1.3. Il motivo è, dunque, ammissibile ed è anche fondato. La sentenza, nel convalidare l’argomentazione già descritta e posta a fondamento dell’accertamento ha trascurato il disposto dell’art. 5, comma 3, d.lgs. 147/2015 e l’interpretazione della stessa disposizione offerta da copiosa giurisprudenza di questa Corte. In tal senso si consideri che: «in tema di accertamento delle imposte sui redditi, l’art. 5, comma 3, del d.lgs. n. 147 del 2015 – che, quale norma di interpretazione autentica, ha efficacia retroattiva esclude che l’Amministrazione finanziaria possa ancora procedere ad accertare, in via induttiva, la plusvalenza patrimoniale realizzata a seguito di cessione di immobile o di azienda solo sulla base del valore dichiarato, accertato o definito ai fini dell’imposta di registro» (Cass. 17/05/2017, n. 12265); e ancora: «in tema di imposte sui redditi, la norma di interpretazione autentica di cui all’art. 5, comma 3, del d.lgs. n. 147 del 2015, avente efficacia retroattiva, esclude che l’Amministrazione finanziaria possa determinare, in via induttiva, la plusvalenza realizzata dalla cessione di immobili e di aziende solo sulla base del valore dichiarato, accertato o definito ai fini dell’imposta di registro, ipotecaria o catastale, dovendo l’Ufficio individuare ulteriori indizi, gravi, precisi e concordanti, che supportino l’accertamento del maggior corrispettivo rispetto a quanto dichiarato dal contribuente,
su cui grava la prova contraria» (Cass. 08/05/2019, n. 12131). Nella specie, giova ribadirlo, l’accertamento si fondava in via pressoché esclusiva sulla dedotta equiparazione e le ulteriori argomentazioni non sorreggevano l’accertamento, ma sono state offerte dall’Ufficio solo in via generica e nella fase contenziosa.
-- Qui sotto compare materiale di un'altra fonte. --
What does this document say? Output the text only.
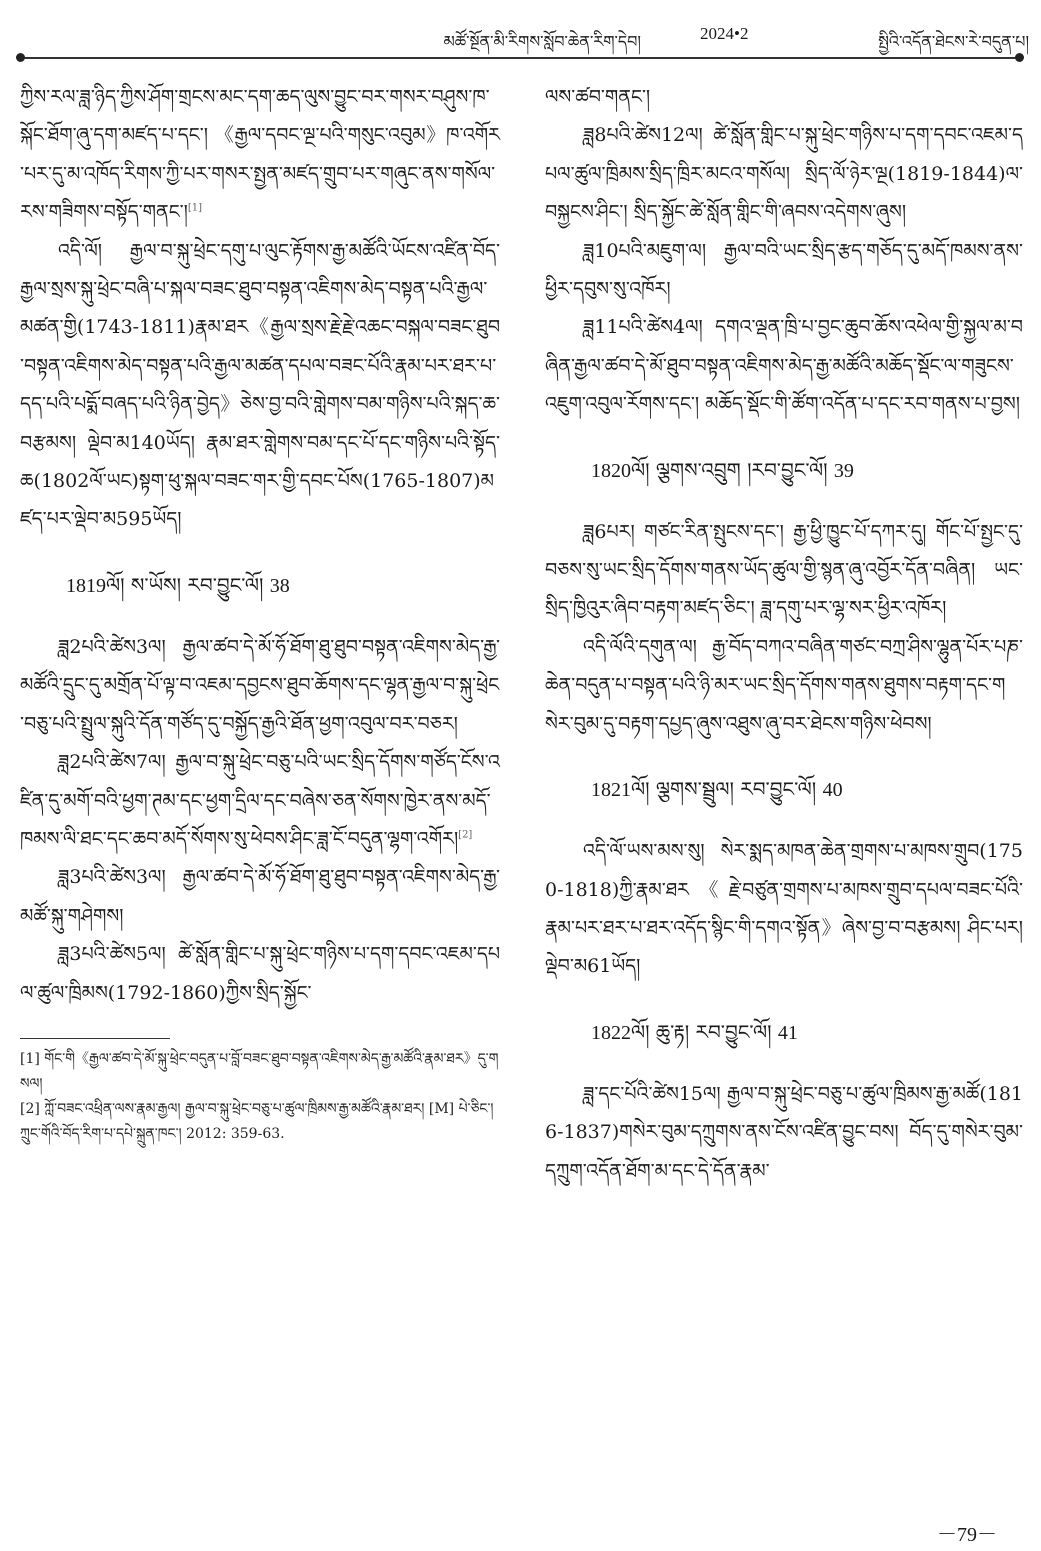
མཚོ་སྔོན་མི་རིགས་སློབ་ཆེན་རིག་དེབ།	2024•2	སྤྱིའི་འདོན་ཐེངས་རེ་བདུན་པ།

ཀྱིས་རལ་ཟླ་ཉིད་ཀྱིས་ཤོག་གྲངས་མང་དག་ཆད་ལུས་བྱུང་བར་གསར་བཤུས་ཁ་སྐོང་ཐོག་ཞུ་དག་མཛད་པ་དང་། 《རྒྱལ་དབང་ལྔ་པའི་གསུང་འབུམ》ཁ་འགོར་པར་དུ་མ་འཁོད་རིགས་ཀྱི་པར་གསར་སྤྱན་མཛད་གྲུབ་པར་གཞུང་ནས་གསོལ་རས་གཟིགས་བསྟོད་གནང་།[1]

འདི་ལོ། རྒྱལ་བ་སྐུ་ཕྲེང་དགུ་པ་ལུང་རྟོགས་རྒྱ་མཚོའི་ཡོངས་འཛིན་བོད་རྒྱལ་སྲས་སྐུ་ཕྲེང་བཞི་པ་སྐལ་བཟང་ཐུབ་བསྟན་འཇིགས་མེད་བསྟན་པའི་རྒྱལ་མཚན་གྱི(1743-1811)རྣམ་ཐར《རྒྱལ་སྲས་རྗེ་རྗེ་འཆང་བསྐལ་བཟང་ཐུབ་བསྟན་འཇིགས་མེད་བསྟན་པའི་རྒྱལ་མཚན་དཔལ་བཟང་པོའི་རྣམ་པར་ཐར་པ་དད་པའི་པདྨོ་བཞད་པའི་ཉིན་བྱེད》ཅེས་བྱ་བའི་གླེགས་བམ་གཉིས་པའི་སྐད་ཆ་བརྩམས། ལྡེབ་མ140ཡོད། རྣམ་ཐར་གླེགས་བམ་དང་པོ་དང་གཉིས་པའི་སྟོད་ཆ(1802ལོ་ཡང)སྟག་ཕུ་སྐལ་བཟང་གར་གྱི་དབང་པོས(1765-1807)མཛད་པར་ལྡེབ་མ595ཡོད།

1819ལོ། ས་ཡོས། རབ་བྱུང་ལོ། 38

ཟླ2པའི་ཚེས3ལ། རྒྱལ་ཚབ་དེ་མོ་ཧོ་ཐོག་ཐུ་ཐུབ་བསྟན་འཇིགས་མེད་རྒྱ་མཚོའི་དྲུང་དུ་མགྲོན་པོ་ལྟ་བ་འཇམ་དབྱངས་ཐུབ་ཆོགས་དང་ལྷན་རྒྱལ་བ་སྐུ་ཕྲེང་བཅུ་པའི་སྤྲུལ་སྐུའི་དོན་གཙོད་དུ་བསྐྱོད་རྒྱའི་ཐོན་ཕྱག་འབུལ་བར་བཅར།

ཟླ2པའི་ཚེས7ལ། རྒྱལ་བ་སྐུ་ཕྲེང་བཅུ་པའི་ཡང་སྲིད་དོགས་གཙོད་ངོས་འཛིན་དུ་མགོ་བའི་ཕྱག་ཊམ་དང་ཕྱག་དྲིལ་དང་བཞེས་ཅན་སོགས་ཁྱེར་ནས་མདོ་ཁམས་ལི་ཐང་དང་ཆབ་མདོ་སོགས་སུ་ཕེབས་ཤིང་ཟླ་ངོ་བདུན་ལྷག་འགོར།[2]

ཟླ3པའི་ཚེས3ལ། རྒྱལ་ཚབ་དེ་མོ་ཧོ་ཐོག་ཐུ་ཐུབ་བསྟན་འཇིགས་མེད་རྒྱ་མཚོ་སྐུ་གཤེགས།

ཟླ3པའི་ཚེས5ལ། ཚེ་སློན་གླིང་པ་སྐུ་ཕྲེང་གཉིས་པ་དག་དབང་འཇམ་དཔལ་ཚུལ་ཁྲིམས(1792-1860)ཀྱིས་སྲིད་སྐྱོང་

[1] གོང་གི《རྒྱལ་ཚབ་དེ་མོ་སྐུ་ཕྲེང་བདུན་པ་བློ་བཟང་ཐུབ་བསྟན་འཇིགས་མེད་རྒྱ་མཚོའི་རྣམ་ཐར》དུ་གསལ།

[2] ཀློ་བཟང་འཕྲིན་ལས་རྣམ་རྒྱལ། རྒྱལ་བ་སྐུ་ཕྲེང་བཅུ་པ་ཚུལ་ཁྲིམས་རྒྱ་མཚོའི་རྣམ་ཐར། [M] པེ་ཅིང་། ཀྲུང་གོའི་བོད་རིག་པ་དཔེ་སྐྲུན་ཁང་། 2012: 359-63.

ལས་ཚབ་གནང་།

ཟླ8པའི་ཚེས12ལ། ཚེ་སློན་གླིང་པ་སྐུ་ཕྲེང་གཉིས་པ་དག་དབང་འཇམ་དཔལ་ཚུལ་ཁྲིམས་སྲིད་ཁྲིར་མངའ་གསོལ། སྲིད་ལོ་ཉེར་ལྔ(1819-1844)ལ་བསྐྱངས་ཤིང་། སྲིད་སྐྱོང་ཚེ་སློན་གླིང་གི་ཞབས་འདེགས་ཞུས།

ཟླ10པའི་མཇུག་ལ། རྒྱལ་བའི་ཡང་སྲིད་རྩད་གཅོད་དུ་མདོ་ཁམས་ནས་ཕྱིར་དབུས་སུ་འཁོར།

ཟླ11པའི་ཚེས4ལ། དགའ་ལྡན་ཁྲི་པ་བྱང་ཆུབ་ཆོས་འཕེལ་གྱི་སྐྱལ་མ་བཞིན་རྒྱལ་ཚབ་དེ་མོ་ཐུབ་བསྟན་འཇིགས་མེད་རྒྱ་མཚོའི་མཆོད་སྡོང་ལ་གཟུངས་འཇུག་འབུལ་རོགས་དང་། མཆོད་སྡོང་གི་ཚོག་འདོན་པ་དང་རབ་གནས་པ་བྱས།

1820ལོ། ལྕགས་འབྲུག །རབ་བྱུང་ལོ། 39

ཟླ6པར། གཙང་རིན་སྤུངས་དང་། རྒྱ་ཕྱི་ཁྱུང་པོ་དཀར་དུ། གོང་པོ་སྤྱང་དུ་བཅས་སུ་ཡང་སྲིད་དོགས་གནས་ཡོད་ཚུལ་གྱི་སྙན་ཞུ་འབྱོར་དོན་བཞིན། ཡང་སྲིད་ཁྱིའུར་ཞིབ་བརྟག་མཛད་ཅིང་། ཟླ་དགུ་པར་ལྷ་སར་ཕྱིར་འཁོར།

འདི་ལོའི་དགུན་ལ། རྒྱ་བོད་བཀའ་བཞིན་གཙང་བཀྲ་ཤིས་ལྷུན་པོར་པཎ་ཆེན་བདུན་པ་བསྟན་པའི་ཉི་མར་ཡང་སྲིད་དོགས་གནས་ཐུགས་བརྟག་དང་གསེར་བུམ་དུ་བརྟག་དཔྱད་ཞུས་འཐུས་ཞུ་བར་ཐེངས་གཉིས་ཕེབས།

1821ལོ། ལྕགས་སྦྲུལ། རབ་བྱུང་ལོ། 40

འདི་ལོ་ཡས་མས་སུ། སེར་སྨད་མཁན་ཆེན་གྲགས་པ་མཁས་གྲུབ(1750-1818)ཀྱི་རྣམ་ཐར《རྗེ་བཙུན་གྲགས་པ་མཁས་གྲུབ་དཔལ་བཟང་པོའི་རྣམ་པར་ཐར་པ་ཐར་འདོད་སྙིང་གི་དགའ་སྟོན》ཞེས་བྱ་བ་བརྩམས། ཤིང་པར། ལྡེབ་མ61ཡོད།

1822ལོ། ཆུ་རྟ། རབ་བྱུང་ལོ། 41

ཟླ་དང་པོའི་ཚེས15ལ། རྒྱལ་བ་སྐུ་ཕྲེང་བཅུ་པ་ཚུལ་ཁྲིམས་རྒྱ་མཚོ(1816-1837)གསེར་བུམ་དཀྲུགས་ནས་ངོས་འཛིན་བྱུང་བས། བོད་དུ་གསེར་བུམ་དཀྲུག་འདོན་ཐོག་མ་དང་དེ་དོན་རྣམ་

－79－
Il ricorso deve, così, essere accolto con rinvio alla Corte di giustizia tributaria di secondo grado competente che regolerà anche le spese del giudizio di legittimità.
P.Q.M.
accoglie il ricorso, cassa la sentenza impugnata e rinvia alla Corte di giustizia tributaria di secondo grado della Calabria, in diversa composizione, cui è demandata anche la regolazione delle spese del giudizio di legittimità.
Così deciso in Roma, nella camera di consiglio, del 3 ottobre 2024.